The True Blue Scouts of Sugar Man Swamp
by Kathy Appelt
This book was entertaining, but a little difficult to follow. It is mostly fantasy where two raccoons, who live in an abandoned Desoto, try to save Sugar Man Swamp from development. The Sugar Man is an ornery "Bigfoot" type character who is said to protect the swamp. There is also a realistic plot line where a family may lose their land and livelihood to developers. The writing is creative and rich, but I have not found a student who has enjoyed it very much.


  1. I greatly appreciate the honesty of your reviews. I have started to feel like many bloggers only post positive reviews of every book they read. It's not helpful to read reviews if every book gets 4 or 5 stars! While I have only read 2 of the books you mention, I had so much hope for The Real Boy after all the advanced press, and I too was disappointed. I try to read books as if I'm a fourth grader (the grade I teach), and felt that if I was getting confused as a 48 year old, a 9 year old would be really baffled. It wasn't a hit in my class. I enjoyed Doll Bones more, but also found sections confusing.
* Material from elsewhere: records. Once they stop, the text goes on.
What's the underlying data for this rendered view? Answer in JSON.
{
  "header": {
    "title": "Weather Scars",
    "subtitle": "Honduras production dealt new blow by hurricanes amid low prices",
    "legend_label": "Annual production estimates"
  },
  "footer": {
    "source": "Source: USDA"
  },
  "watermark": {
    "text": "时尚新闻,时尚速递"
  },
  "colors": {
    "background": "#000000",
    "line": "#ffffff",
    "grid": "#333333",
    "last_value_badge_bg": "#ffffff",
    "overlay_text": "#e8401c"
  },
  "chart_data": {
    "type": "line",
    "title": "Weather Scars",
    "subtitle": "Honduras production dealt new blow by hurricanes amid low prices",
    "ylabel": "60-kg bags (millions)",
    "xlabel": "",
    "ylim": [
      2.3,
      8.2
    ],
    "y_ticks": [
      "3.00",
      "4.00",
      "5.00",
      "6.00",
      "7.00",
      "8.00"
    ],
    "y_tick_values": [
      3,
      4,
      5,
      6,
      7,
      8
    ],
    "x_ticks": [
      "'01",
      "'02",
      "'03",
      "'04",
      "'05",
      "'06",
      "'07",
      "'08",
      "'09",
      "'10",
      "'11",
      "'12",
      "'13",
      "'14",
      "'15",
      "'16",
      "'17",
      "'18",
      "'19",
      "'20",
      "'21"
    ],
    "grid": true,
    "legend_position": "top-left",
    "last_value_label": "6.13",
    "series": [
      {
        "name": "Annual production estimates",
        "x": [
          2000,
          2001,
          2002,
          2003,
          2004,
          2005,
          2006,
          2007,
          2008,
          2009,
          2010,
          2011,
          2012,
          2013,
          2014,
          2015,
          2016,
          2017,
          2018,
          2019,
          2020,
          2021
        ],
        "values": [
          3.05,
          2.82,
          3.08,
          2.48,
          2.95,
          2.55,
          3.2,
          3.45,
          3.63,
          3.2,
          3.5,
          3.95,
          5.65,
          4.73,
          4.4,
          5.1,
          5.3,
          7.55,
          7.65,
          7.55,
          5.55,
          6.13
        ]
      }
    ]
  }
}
Again--thanks for honest assessments, especially when you mentioned that not many students liked a book. That's a pretty big indication a book has issues. I find many children's book may appeal more to adult readers, but the actual audience for the book may not appreciate (or get) it. One book that actually had this issue in my class was The One and Only Ivan! I'm sure if it was read aloud, kids would enjoy it (with the added discussing/commentary of a read aloud). But many of my students who read it themselves were unmoved. Isn't that strange?

    1. I totally agree with you Susan. Adult readers can appreciate the writing in a book much more than students. I have read Ivan aloud and kids loved it, but not many have chosen it for themselves. It is not comfortable to share feelings about a book that are not glowing, but I try to be respectful. I am hoping to save people time and help them select the best books for their students/children. I too, read everything from the eye of a 9 year old. :-) Thanks for your comments.